According to the auction result report, the Central Bank of Nigeria (CBN) recently concluded a successful auction of Nigerian Treasury Bills (NTBs) on March 27, 2024, which sold a substantial N1.64 trillion.
The allure of higher-stop rates has attracted significant investor attention, indicating confidence in Nigeria’s economic instruments.
During the auction, three categories of NTBs were offered, varying tenors of 91 days, 182 days, and 364 days. The auction, held on March 27, 2024, was followed by the allotment date on March 28, 2024.
91-Day Bills – Moderate Demand with Competitive Stop Rate
The shortest tenor bills, the 91-Day NTBs, witnessed moderate demand, offering an amount of N17.606 billion, with a subscription of N76.812 billion. On June 27, 2024, these bills displayed a cautious investor approach, with bids ranging from 15.0000% to 22.0000%. The stop rate for this category was set at a competitive 16.2400%.
182-Day Bills – Strong Demand Reflects Market Optimism
The 182-day NTBs garnered high demand, offering N1.560 billion and attracting a hefty subscription of N58.184 billion. Maturing on September 26, 2024, these medium-term bills exhibited robust market optimism, with bids ranging from 16.0000% to 22.0000%. The final stop rate settled at 17.0000%.
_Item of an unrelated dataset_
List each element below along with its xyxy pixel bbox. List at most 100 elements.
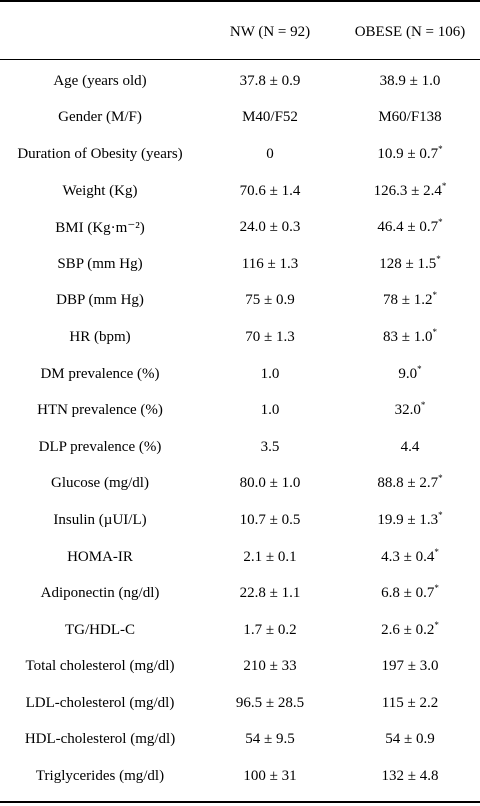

364-Day Bills – Record Subscriptions Demonstrate Investor Confidence
The longest tenor, the 364-Day bills, witnessed a remarkable turnout, offering N142.162 billion and attracting a staggering subscription of N2.483 trillion. These bills, maturing on March 27, 2025, showcased diverse investor expectations, with bids ranging from 16.2390% to 25.4900%. The stop rate for this category was set at 21.5000%.
Key Points to Note
The successful auction and heightened interest in NTBs underscore a strong investor appetite for higher interest rates, contributing to Nigeria’s fiscal stability. The CBN’s strategic decision to tighten monetary policy aims to address macroeconomic concerns and control inflation by making borrowing more expensive. Higher interest rates attract foreign investors seeking better yields, potentially stabilizing the Nigerian Naira and impacting broader economic and financial behaviours. While higher rates may increase government borrowing costs and debt servicing for individuals, they could also encourage savings and fiscal prudence. Overall, the CBN’s policy tightening seeks stability and confidence in Nigeria’s economy amidst potential challenges.